Mellon Collie and the Infinite Sadness (Remastered)

Mellon Collie and the Infinite Sadness (Remastered)

By every conceivable metric—album sales, chart rankings, Grammy Award nominations, sheer running time—Mellon Collie and the Infinite Sadness was the biggest album of The Smashing Pumpkins’ career. But those stats don’t fully convey the sheer aesthetic vastness and outsized passion of this two-disc, two-hour, 28-track colossus. With the Pumpkins’ 1993 predecessor, Siamese Dream, band brain trust Billy Corgan had already proven he possessed a widescreen, auterist vision that set him apart from his alt-rock cohorts. But with Mellon Collie, he entered the rarefied headspace previously occupied by Pete Townshend circa Tommy or Roger Waters on The Wall, exhibiting a sense of self-belief that borders on supernatural possession. On Mellon Collie, every aspect of the Pumpkins’ sound is pushed to the extreme: The signature grungy riffs are hardened into mutant metal (“Zero”, “Tales of a Scorched Earth”); the ballads plumb new depths of tenderness (“Thirty-Three”); the orchestral flourishes hit with cathedral-shaking force (“Tonight, Tonight”); and the latent proggy affinities blossom into unabashed Rush homage (“Porcelina of the Vast Oceans”). But even as he was positioning himself among the gods of classic rock, Corgan could still tune into the emotional wavelength of us mortals and misfits: At a moment when teen angst was still paying off well for many, no other song of the era articulated the frustration and futility of raging against the machine as bluntly as “Bullet With Butterfly Wings”. At the same time, Corgan could guilelessly conjure the carefree promise of youth on the iridescent “1979”, a New Wave daydream soundtracked by motorik rhythm and threaded with hypnotic guitar textures. In its fusion of mosh-pit aggression and high-art ambition, Mellon Collie both marks the apex of the early-1990s alternative revolution and, by extension, anticipates its retreat from the center of popular culture over the back half of the decade.

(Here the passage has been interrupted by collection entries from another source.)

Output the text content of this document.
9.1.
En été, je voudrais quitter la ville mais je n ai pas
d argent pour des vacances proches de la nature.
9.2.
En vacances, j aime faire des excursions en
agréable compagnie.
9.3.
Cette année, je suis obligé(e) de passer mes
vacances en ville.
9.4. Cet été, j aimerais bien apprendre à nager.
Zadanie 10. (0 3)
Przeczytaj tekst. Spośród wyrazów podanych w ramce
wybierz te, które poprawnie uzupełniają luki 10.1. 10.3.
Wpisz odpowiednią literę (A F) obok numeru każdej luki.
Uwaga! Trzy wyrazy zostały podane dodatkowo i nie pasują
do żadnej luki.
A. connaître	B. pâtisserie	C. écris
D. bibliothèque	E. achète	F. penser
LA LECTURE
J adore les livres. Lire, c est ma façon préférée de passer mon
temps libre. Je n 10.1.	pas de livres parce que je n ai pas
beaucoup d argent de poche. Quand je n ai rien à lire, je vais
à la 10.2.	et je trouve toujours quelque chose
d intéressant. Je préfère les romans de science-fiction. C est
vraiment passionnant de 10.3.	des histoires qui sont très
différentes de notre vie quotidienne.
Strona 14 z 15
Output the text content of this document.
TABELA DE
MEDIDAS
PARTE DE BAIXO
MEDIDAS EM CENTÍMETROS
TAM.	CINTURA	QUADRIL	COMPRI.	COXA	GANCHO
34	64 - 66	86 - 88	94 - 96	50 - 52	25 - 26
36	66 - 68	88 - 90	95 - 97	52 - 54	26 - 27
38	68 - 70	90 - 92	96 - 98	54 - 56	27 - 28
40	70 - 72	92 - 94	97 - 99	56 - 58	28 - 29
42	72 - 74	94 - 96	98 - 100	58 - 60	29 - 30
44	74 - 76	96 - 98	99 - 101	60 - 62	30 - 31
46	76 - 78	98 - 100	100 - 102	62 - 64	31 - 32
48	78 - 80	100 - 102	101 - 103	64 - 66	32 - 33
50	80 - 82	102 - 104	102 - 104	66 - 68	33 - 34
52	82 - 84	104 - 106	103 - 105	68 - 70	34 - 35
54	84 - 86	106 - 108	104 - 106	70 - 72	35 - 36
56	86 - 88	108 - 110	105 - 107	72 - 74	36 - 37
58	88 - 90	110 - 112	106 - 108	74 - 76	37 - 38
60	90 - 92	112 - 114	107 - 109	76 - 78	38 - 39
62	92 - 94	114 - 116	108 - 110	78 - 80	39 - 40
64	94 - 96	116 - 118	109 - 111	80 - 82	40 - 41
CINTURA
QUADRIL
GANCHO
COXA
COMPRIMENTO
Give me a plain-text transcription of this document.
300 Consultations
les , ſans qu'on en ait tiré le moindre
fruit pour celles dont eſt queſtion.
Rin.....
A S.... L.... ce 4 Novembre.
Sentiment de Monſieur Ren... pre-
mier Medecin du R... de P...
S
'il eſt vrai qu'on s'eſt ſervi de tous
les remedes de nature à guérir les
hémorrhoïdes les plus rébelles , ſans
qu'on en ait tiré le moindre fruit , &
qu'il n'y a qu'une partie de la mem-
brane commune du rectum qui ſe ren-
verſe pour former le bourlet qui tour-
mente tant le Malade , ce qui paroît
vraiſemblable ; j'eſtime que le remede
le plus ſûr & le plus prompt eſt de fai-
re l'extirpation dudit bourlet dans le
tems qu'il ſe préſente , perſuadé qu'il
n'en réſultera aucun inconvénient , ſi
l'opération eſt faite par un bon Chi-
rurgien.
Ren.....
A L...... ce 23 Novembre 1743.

Knowing full well that Mellon Collie was all but impossible to top, Corgan would push the Pumpkins in the completely opposite direction for 1998’s Adore, trading in pomp-rock fantasias for beat-driven synth-pop. But in hindsight, that move seems less like a knee-jerk reaction to Mellon Collie’s unabashed excess than a mission-accomplished affirmation of its chief purpose: To explode the possibilities of what a guitar-powered alt-rock band could achieve.